A dog is coming at you full force off leash ready to attack. What do you do? Cry? Pee your pants a little? Run away? Maybe all of the above? The most important thing to remember is this: Stay calm. Dog Attacks are scary but there are some tips to prepare yourself.
Do you know what to do to prevent a confrontation and keep your dog (and yourself) safe? I have had plenty of off leashed dog encounters over the years and some I have handled gracefully and others not so much. Lucky for you I have found the best approach with 3 simple and easy to remember steps to take when an off leash dog is approaching.
First Level of Deterrent: Body Language and a Firm Calm Voice
If I see a dog off leash approach the first thing I will do is check their body language; is their hair up? are they showing teeth? what is the state of their tail? are they slowly approaching or barreling at me? Regardless of what the dogs body language is you must remain calm, not only for your safety but for your dogs. If the approaching dog is displaying some aggression or is I just want to avoid dog on dog contact then I do the following;
- I let the dog I am walking know I got this by stepping in front of them and making myself “big”. Chest out, arms wide, knees shoulder width a part and standing tall. Mind you I am only 5ft. This allows the dog you are with to remain calm and not feel pressure to “protect” you.
- Then I put my hand out and give a firm “NO!”. Most of the time dogs will stop and go in another direction because they are caught off guard.
- Another thing you can do is if the dog stops even for a moment, distract them by tossing a handful of treats on the ground. Then make your escape with your dog while the other dog is focused on the treats.
- If a firm, “NO!” does not work then I recommend moving on to deterrent #2.
Second Level of Deterrent: The Pet Corrector
The Pet Corrector is a can of compressed gas that makes a startling noise when released. Dogs hate the high-pitched hissing sound when they hear it. The Pet Corrector was invented to “do no harm” but also to be used as an aversion when the dog was doing a bad behavior or in this case startle the dog getting ready to attack. This easily fits in any pocket or the awesome pack I mentioned in the basics.
The idea of the Pet Corrector is to distract the approaching dog and I have yet to see one dog continue to come at me after releasing this god awful gas sound. It can be startling but it usually gives me enough time to get myself and the dog I am walking away from the situation without doing any harm. However, if this does not work then I recommend moving onto deterrent #3.

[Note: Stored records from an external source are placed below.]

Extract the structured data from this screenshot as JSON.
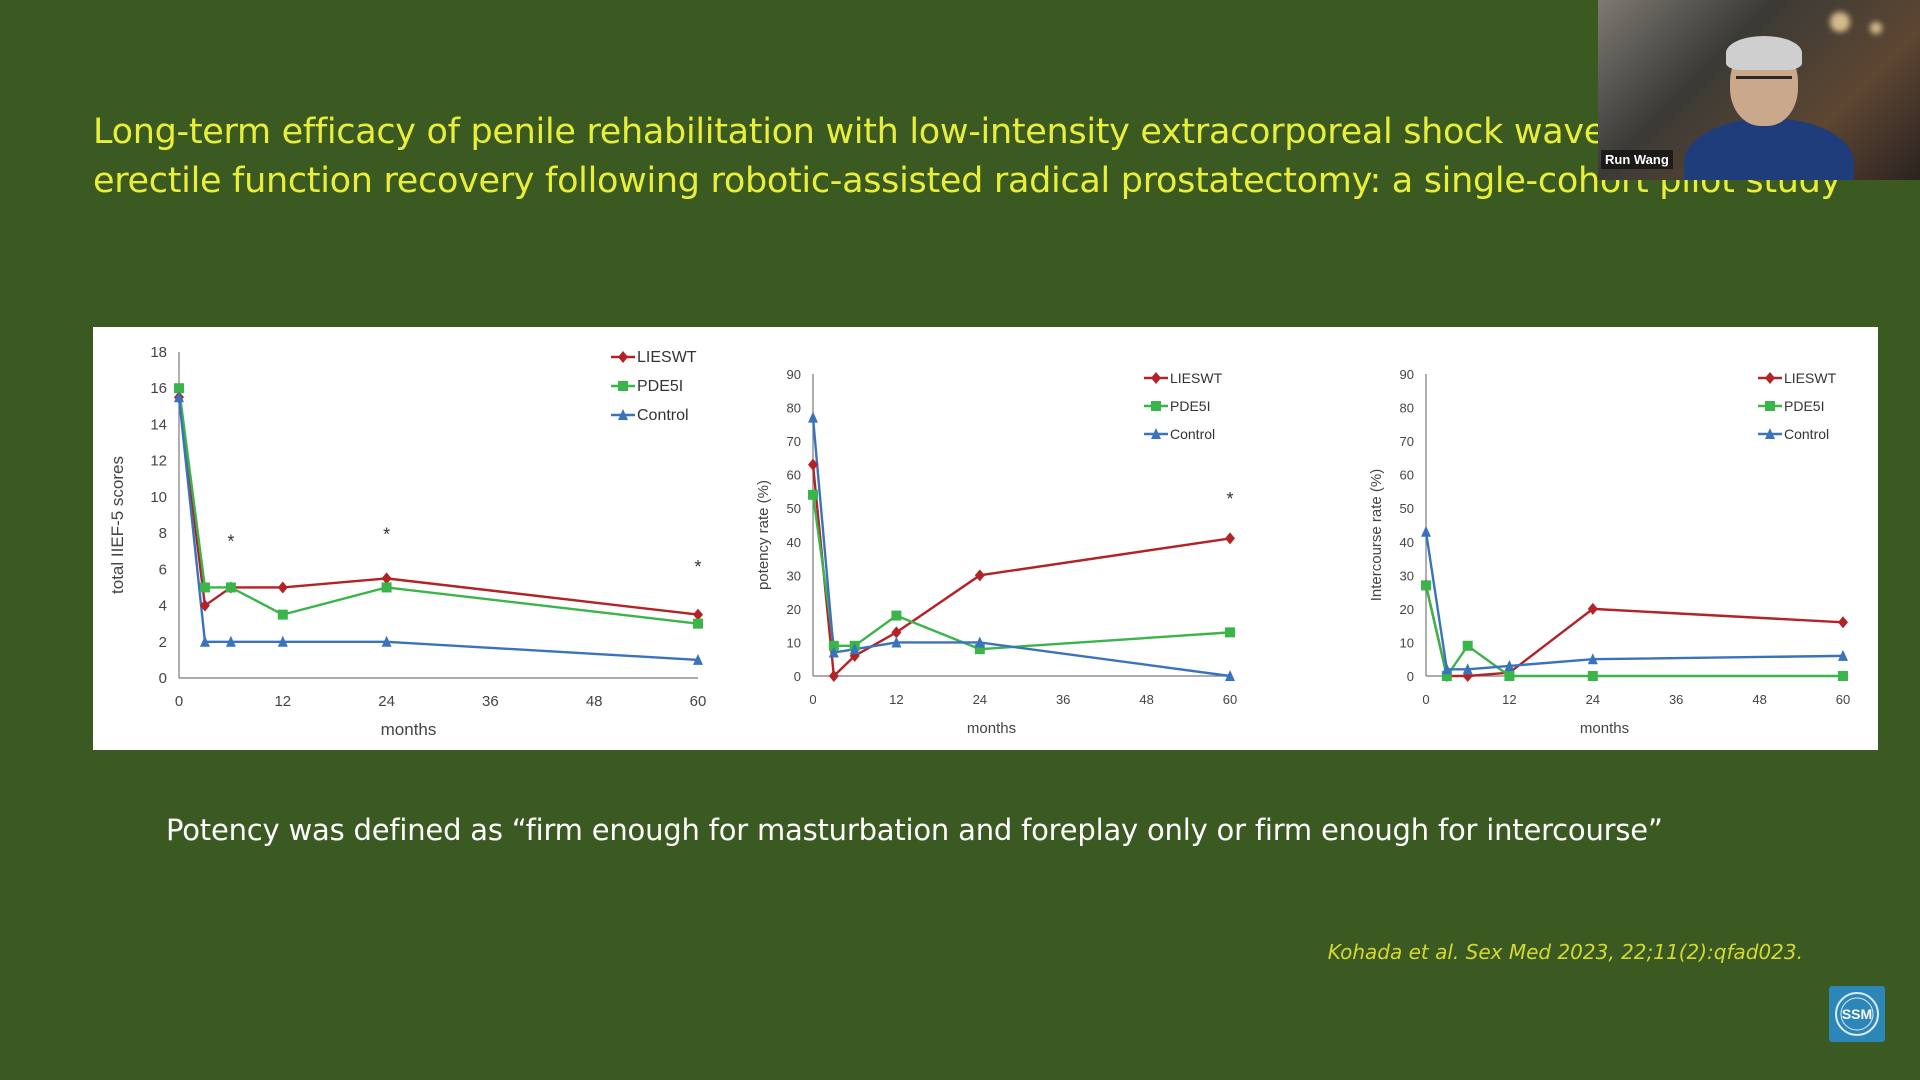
{
  "slide": {
    "title": "Long-term efficacy of penile rehabilitation with low-intensity extracorporeal shock wave therapy and erectile function recovery following robotic-assisted radical prostatectomy: a single-cohort pilot study",
    "caption": "Potency was defined as “firm enough for masturbation and foreplay only or firm enough for intercourse”",
    "citation": "Kohada et al. Sex Med 2023, 22;11(2):qfad023.",
    "participant_name": "Run Wang"
  },
  "colors": {
    "background": "#3a5a22",
    "title": "#e9ee3a",
    "LIESWT": "#b22226",
    "PDE5I": "#3ab54a",
    "Control": "#3a73bd"
  },
  "chart_data": [
    {
      "type": "line",
      "xlabel": "months",
      "ylabel": "total IIEF-5 scores",
      "xticks": [
        0,
        12,
        24,
        36,
        48,
        60
      ],
      "yticks": [
        0,
        2,
        4,
        6,
        8,
        10,
        12,
        14,
        16,
        18
      ],
      "xlim": [
        0,
        60
      ],
      "ylim": [
        0,
        18
      ],
      "legend_position": "top-right",
      "series": [
        {
          "name": "LIESWT",
          "marker": "diamond",
          "x": [
            0,
            3,
            6,
            12,
            24,
            60
          ],
          "y": [
            15.5,
            4,
            5,
            5,
            5.5,
            3.5
          ]
        },
        {
          "name": "PDE5I",
          "marker": "square",
          "x": [
            0,
            3,
            6,
            12,
            24,
            60
          ],
          "y": [
            16,
            5,
            5,
            3.5,
            5,
            3
          ]
        },
        {
          "name": "Control",
          "marker": "triangle",
          "x": [
            0,
            3,
            6,
            12,
            24,
            60
          ],
          "y": [
            15.5,
            2,
            2,
            2,
            2,
            1
          ]
        }
      ],
      "annotations": [
        {
          "text": "*",
          "x": 6,
          "y": 7.2
        },
        {
          "text": "*",
          "x": 24,
          "y": 7.6
        },
        {
          "text": "*",
          "x": 60,
          "y": 5.8
        }
      ]
    },
    {
      "type": "line",
      "xlabel": "months",
      "ylabel": "potency rate (%)",
      "xticks": [
        0,
        12,
        24,
        36,
        48,
        60
      ],
      "yticks": [
        0,
        10,
        20,
        30,
        40,
        50,
        60,
        70,
        80,
        90
      ],
      "xlim": [
        0,
        60
      ],
      "ylim": [
        0,
        90
      ],
      "legend_position": "top-right",
      "series": [
        {
          "name": "LIESWT",
          "marker": "diamond",
          "x": [
            0,
            3,
            6,
            12,
            24,
            60
          ],
          "y": [
            63,
            0,
            6,
            13,
            30,
            41
          ]
        },
        {
          "name": "PDE5I",
          "marker": "square",
          "x": [
            0,
            3,
            6,
            12,
            24,
            60
          ],
          "y": [
            54,
            9,
            9,
            18,
            8,
            13
          ]
        },
        {
          "name": "Control",
          "marker": "triangle",
          "x": [
            0,
            3,
            6,
            12,
            24,
            60
          ],
          "y": [
            77,
            7,
            8,
            10,
            10,
            0
          ]
        }
      ],
      "annotations": [
        {
          "text": "*",
          "x": 60,
          "y": 51
        }
      ]
    },
    {
      "type": "line",
      "xlabel": "months",
      "ylabel": "Intercourse rate (%)",
      "xticks": [
        0,
        12,
        24,
        36,
        48,
        60
      ],
      "yticks": [
        0,
        10,
        20,
        30,
        40,
        50,
        60,
        70,
        80,
        90
      ],
      "xlim": [
        0,
        60
      ],
      "ylim": [
        0,
        90
      ],
      "legend_position": "top-right",
      "series": [
        {
          "name": "LIESWT",
          "marker": "diamond",
          "x": [
            0,
            3,
            6,
            12,
            24,
            60
          ],
          "y": [
            27,
            0,
            0,
            1,
            20,
            16
          ]
        },
        {
          "name": "PDE5I",
          "marker": "square",
          "x": [
            0,
            3,
            6,
            12,
            24,
            60
          ],
          "y": [
            27,
            0,
            9,
            0,
            0,
            0
          ]
        },
        {
          "name": "Control",
          "marker": "triangle",
          "x": [
            0,
            3,
            6,
            12,
            24,
            60
          ],
          "y": [
            43,
            2,
            2,
            3,
            5,
            6
          ]
        }
      ],
      "annotations": []
    }
  ]
}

Third Level of Deterrent: Sabre Dog Attack
If the pet corrector is not stopping the dog from approaching then I resort to using a safe, yet effective, all-natural dog spray. This helps prevent injuries to you, your dog, and the attacking dog. This little thing shoots up to 15ft which allows you to hopefully prevent contact. I’ve only had to use this once; a Doberman came barreling out of its house down the road, teeth showing (I had a clients dog) I stepped in front of the dog I was walking and at about 5ft did a quick burst of this and the dog immediately started rolling around in the grass rubbing its eyes and finally the owner came running and grabbed the dog. I followed up with the Dobermans owner after dropping off the dog and she said she gave him a quick water flush and he was okay. Luckily, she apologized and was not too angry about me spraying her dog. (ps-I may or may not have peed my pants a little during all this).
There are a variety of products out there to deter animal/ human attacks. The two products I will forever rely on is the Sabre spray and Pet Corrector. They are cheap, discreet, and easy to carry. Neither will cause long-term damage to the other dog or person and using it doesn’t require you to make physical contact with a dog that may be approaching. It’s the perfect tool to carry every day during your walks.
Additional Safety Gear
Most of us make two mistakes when it comes to walking pups in the dark. First, we put our lights and reflective stripes on the wrong parts of our bodies to grab a driver’s already splintered attention. Second, we overestimate how easy it is for drivers to spot us, while drivers are similarly overconfident that they will spot people moving alongside them in the dark. Day or night, visibility is all about contrast — how much something stands out against the background. Most night walks or bedtime visits I put this extremely attractive (insert excessive sarcasm) 247 VIZ reflector vest on and if it’s a long walk I will put the bands around my wrists. You can never be too careful especially with every person staring at their phones while driving!
In the winter months when it gets darker earlier- I wear this nerdy beanie with a light on it. It helps when your trying to find poo in the dark!